Gianforte’s suggested shakeup of state government extended beyond just the Department of Environmental Quality.
“We need a landowner in charge of DNRC (Department of Natural Resources and Conservation),” Gianforte said. “We need somebody at FWP (Fish, Widlife and Parks) that can actually bridge the gap between sportsmen and landowners, and we need somebody at the Department of Labor that’s actually had an employee before.

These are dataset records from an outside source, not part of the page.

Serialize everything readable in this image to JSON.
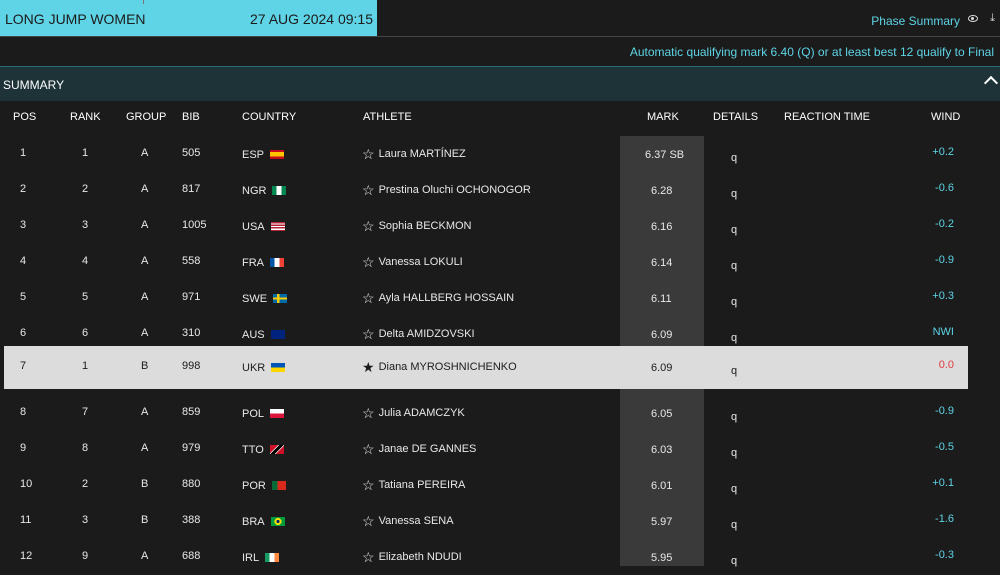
{
  "header": {
    "event": "LONG JUMP WOMEN",
    "datetime": "27 AUG 2024 09:15",
    "phase_link": "Phase Summary",
    "qualifying_note": "Automatic qualifying mark 6.40 (Q) or at least best 12 qualify to Final"
  },
  "summary": {
    "label": "SUMMARY"
  },
  "columns": {
    "pos": "POS",
    "rank": "RANK",
    "group": "GROUP",
    "bib": "BIB",
    "country": "COUNTRY",
    "athlete": "ATHLETE",
    "mark": "MARK",
    "details": "DETAILS",
    "reaction": "REACTION TIME",
    "wind": "WIND"
  },
  "rows": [
    {
      "pos": "1",
      "rank": "1",
      "group": "A",
      "bib": "505",
      "country": "ESP",
      "flag": "esp",
      "athlete": "Laura MARTÍNEZ",
      "mark": "6.37 SB",
      "details": "q",
      "wind": "+0.2",
      "wind_color": "#5ed4e6",
      "starred": false,
      "highlight": false
    },
    {
      "pos": "2",
      "rank": "2",
      "group": "A",
      "bib": "817",
      "country": "NGR",
      "flag": "ngr",
      "athlete": "Prestina Oluchi OCHONOGOR",
      "mark": "6.28",
      "details": "q",
      "wind": "-0.6",
      "wind_color": "#5ed4e6",
      "starred": false,
      "highlight": false
    },
    {
      "pos": "3",
      "rank": "3",
      "group": "A",
      "bib": "1005",
      "country": "USA",
      "flag": "usa",
      "athlete": "Sophia BECKMON",
      "mark": "6.16",
      "details": "q",
      "wind": "-0.2",
      "wind_color": "#5ed4e6",
      "starred": false,
      "highlight": false
    },
    {
      "pos": "4",
      "rank": "4",
      "group": "A",
      "bib": "558",
      "country": "FRA",
      "flag": "fra",
      "athlete": "Vanessa LOKULI",
      "mark": "6.14",
      "details": "q",
      "wind": "-0.9",
      "wind_color": "#5ed4e6",
      "starred": false,
      "highlight": false
    },
    {
      "pos": "5",
      "rank": "5",
      "group": "A",
      "bib": "971",
      "country": "SWE",
      "flag": "swe",
      "athlete": "Ayla HALLBERG HOSSAIN",
      "mark": "6.11",
      "details": "q",
      "wind": "+0.3",
      "wind_color": "#5ed4e6",
      "starred": false,
      "highlight": false
    },
    {
      "pos": "6",
      "rank": "6",
      "group": "A",
      "bib": "310",
      "country": "AUS",
      "flag": "aus",
      "athlete": "Delta AMIDZOVSKI",
      "mark": "6.09",
      "details": "q",
      "wind": "NWI",
      "wind_color": "#5ed4e6",
      "starred": false,
      "highlight": false
    },
    {
      "pos": "7",
      "rank": "1",
      "group": "B",
      "bib": "998",
      "country": "UKR",
      "flag": "ukr",
      "athlete": "Diana MYROSHNICHENKO",
      "mark": "6.09",
      "details": "q",
      "wind": "0.0",
      "wind_color": "#e0393e",
      "starred": true,
      "highlight": true
    },
    {
      "pos": "8",
      "rank": "7",
      "group": "A",
      "bib": "859",
      "country": "POL",
      "flag": "pol",
      "athlete": "Julia ADAMCZYK",
      "mark": "6.05",
      "details": "q",
      "wind": "-0.9",
      "wind_color": "#5ed4e6",
      "starred": false,
      "highlight": false
    },
    {
      "pos": "9",
      "rank": "8",
      "group": "A",
      "bib": "979",
      "country": "TTO",
      "flag": "tto",
      "athlete": "Janae DE GANNES",
      "mark": "6.03",
      "details": "q",
      "wind": "-0.5",
      "wind_color": "#5ed4e6",
      "starred": false,
      "highlight": false
    },
    {
      "pos": "10",
      "rank": "2",
      "group": "B",
      "bib": "880",
      "country": "POR",
      "flag": "por",
      "athlete": "Tatiana PEREIRA",
      "mark": "6.01",
      "details": "q",
      "wind": "+0.1",
      "wind_color": "#5ed4e6",
      "starred": false,
      "highlight": false
    },
    {
      "pos": "11",
      "rank": "3",
      "group": "B",
      "bib": "388",
      "country": "BRA",
      "flag": "bra",
      "athlete": "Vanessa SENA",
      "mark": "5.97",
      "details": "q",
      "wind": "-1.6",
      "wind_color": "#5ed4e6",
      "starred": false,
      "highlight": false
    },
    {
      "pos": "12",
      "rank": "9",
      "group": "A",
      "bib": "688",
      "country": "IRL",
      "flag": "irl",
      "athlete": "Elizabeth NDUDI",
      "mark": "5.95",
      "details": "q",
      "wind": "-0.3",
      "wind_color": "#5ed4e6",
      "starred": false,
      "highlight": false
    }
  ]
}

This is just common sense.”
In the meeting Gianforte said he supports exporting Montana coal to other countries like Taiwan that want to buy it, and increased state involvement in management of federal lands.
“I also believe our federal forest management has not been working well,” Gianforte said.
He told those in attendance about a proposed federal bill that would allow for pilot projects in which state government helps manage federal lands, though the federal government retains ownership of the land itself.
Gianforte said projects like that might be the way “we can start to demonstrate that we don’t have to burn our forests, we can start to manage them for the benefit of all Montanans.”
Gianforte was accompanied by Matt Rosendale and Elsie Arntzen, Republican candidates for commissioner of securities and insurance and superintendent for public instruction. The trio acknowledged that the last time there was an all-Republican Montana Land Board was 1897, but they also all gave reasons they believe they have a good chance of winning the election.
Rosendale said he thinks people will vote Republican in Montana for the commissioner of securities and insurance because they are fed up with the rising rates of Democrat-backed Obamacare.
“The state auditor who is currently serving is having her legal counsel run,” Rosendale said. “They are the ones that ushered in and lobbied for Obamacare in 2011 when it was first introduced in the state. We stood there and fought against it. We said it’s going to drive up folk’s insurance. It’s going to increase their deductibles. It’s going to limit their options. Each and every one of these things has taken place.”
Clarice Ryan, of Bigfork, told Gianforte that the attention to public land issues was important, especially in what she sees as overreach of the federal government.
“We’ll be taking a close look for all of you to stand up to Washington, D.C.,” Ryan said.